Das Umweltinstitut distanzierte sich am Dienstag in einer Mitteilung von der Aktion auf Felßners Hof: „Protest gegen die Ernennung eines Agrarlobbyisten zum Minister ist legitim, darf aber die Grenzen des Anstands nicht überschreiten“ – etwa durch Aktionen, „die in die Privatsphäre von Politikerinnen und Politikern eingreifen“.

Der Nürnberger CSU-Chef Michael Frieser zeigte sich bestürzt über den Rückzug.
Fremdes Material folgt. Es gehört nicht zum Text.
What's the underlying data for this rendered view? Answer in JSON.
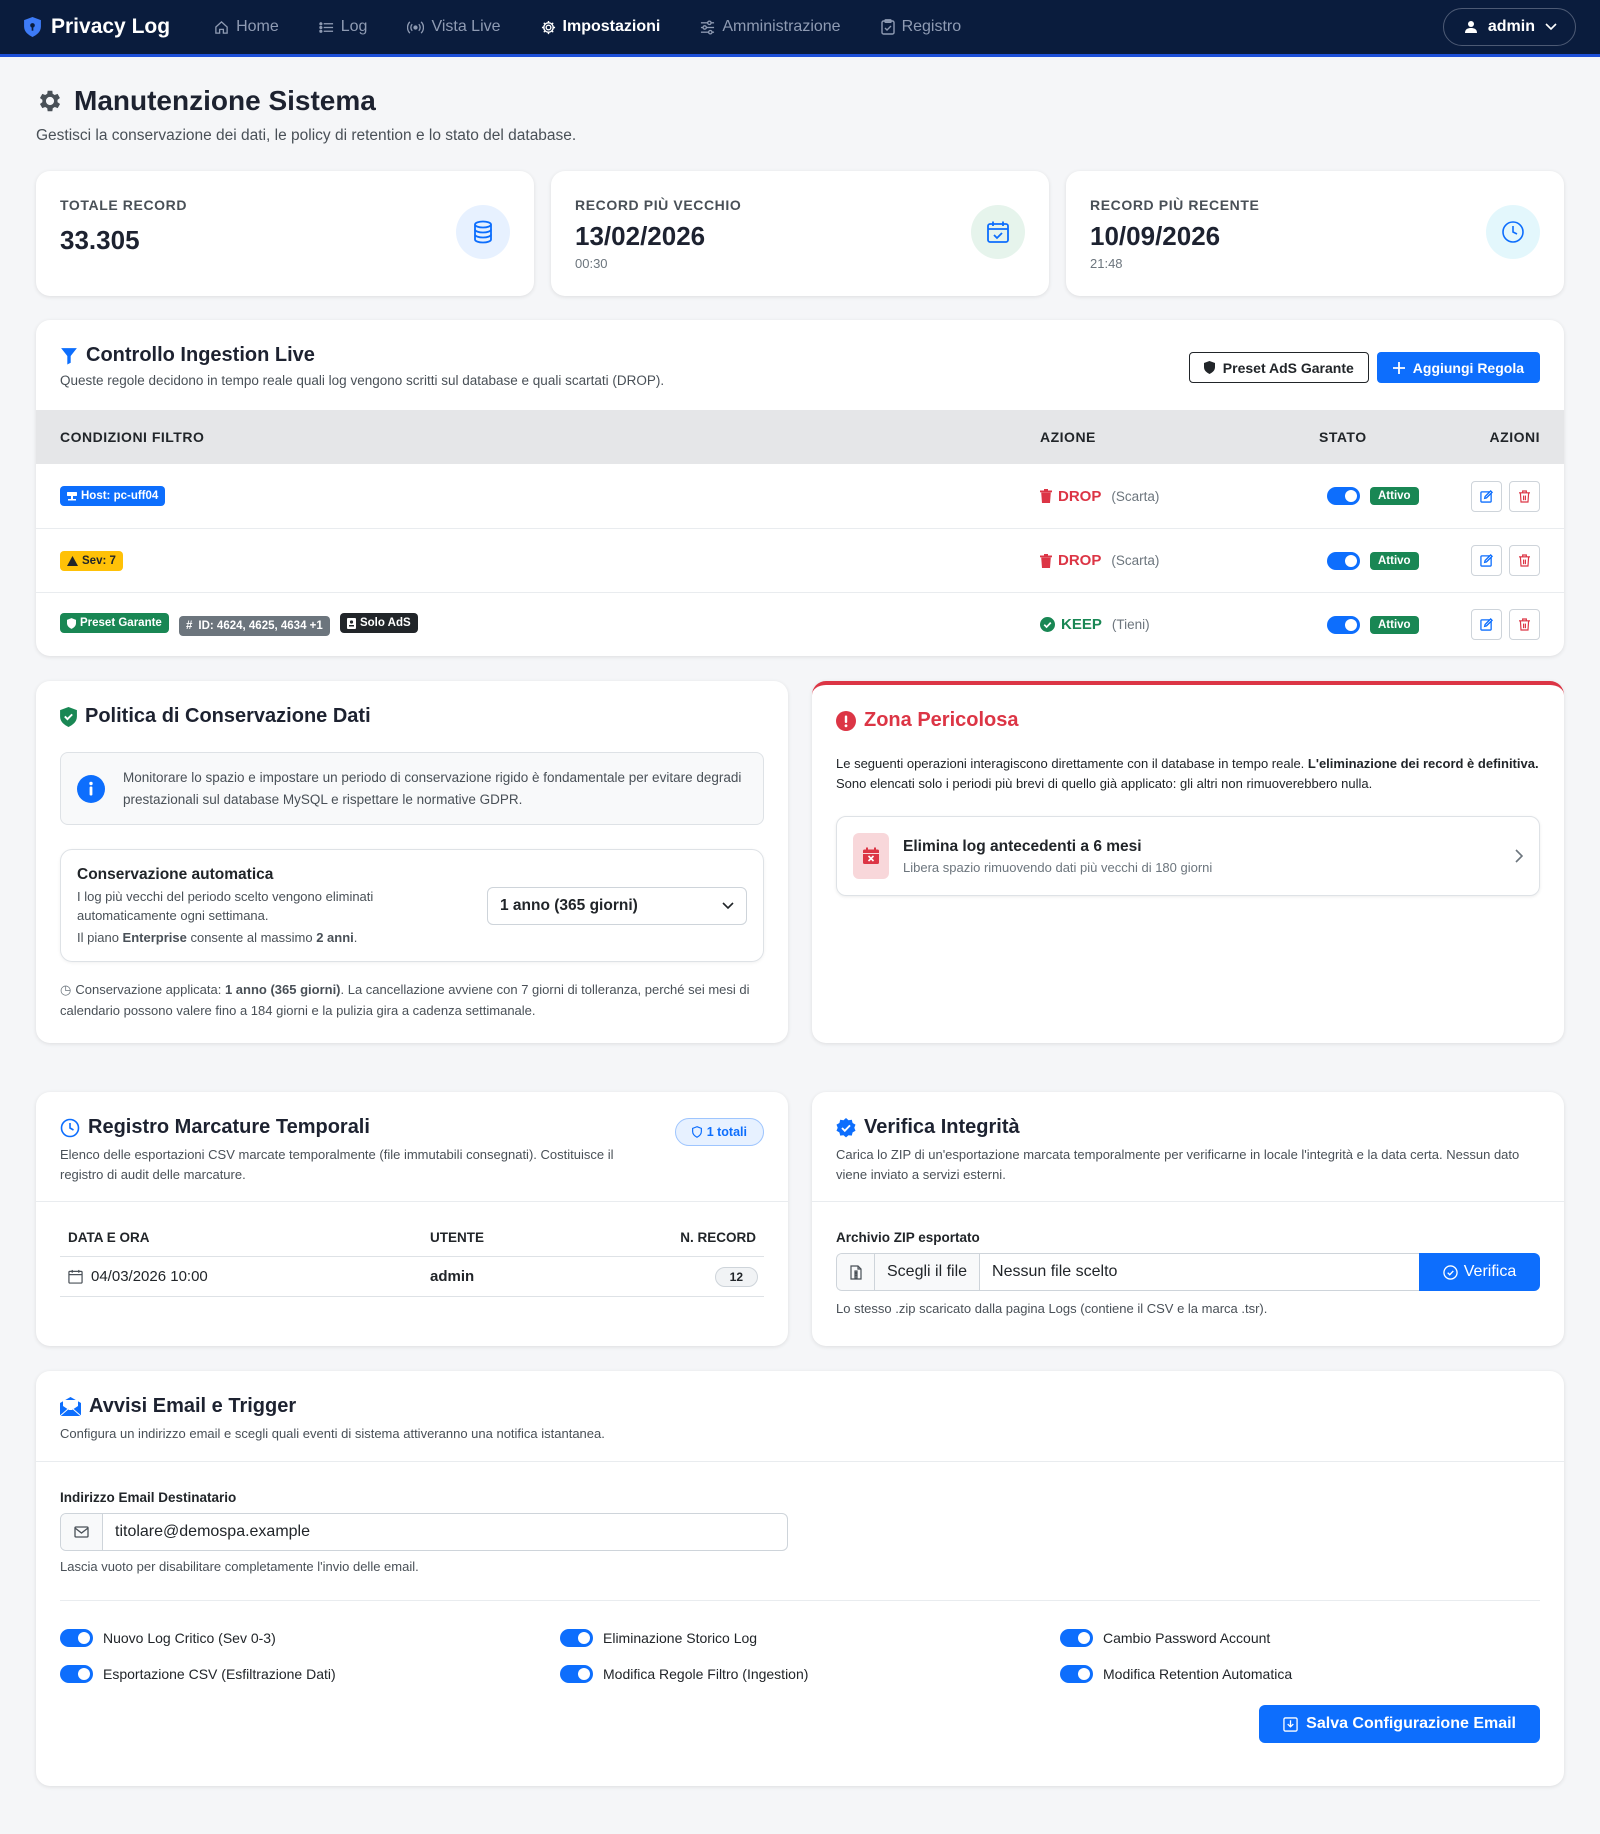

Ihm habe Felßner zuvor „kreidebleich“ von der Aktion auf seinem Hof berichtet, Felßner habe diese offenkundig „schwer mitgenommen“. Sein Rückzug sei „bitterschade“, Felßner habe man in der CSU geradezu als „Baum der Beständigkeit und Resilienz wahrgenommen“. Die Aktion auf dessen Hof empfinde CSU-Mann Frieser als Ausdruck „menschenverachtender Ideologie“.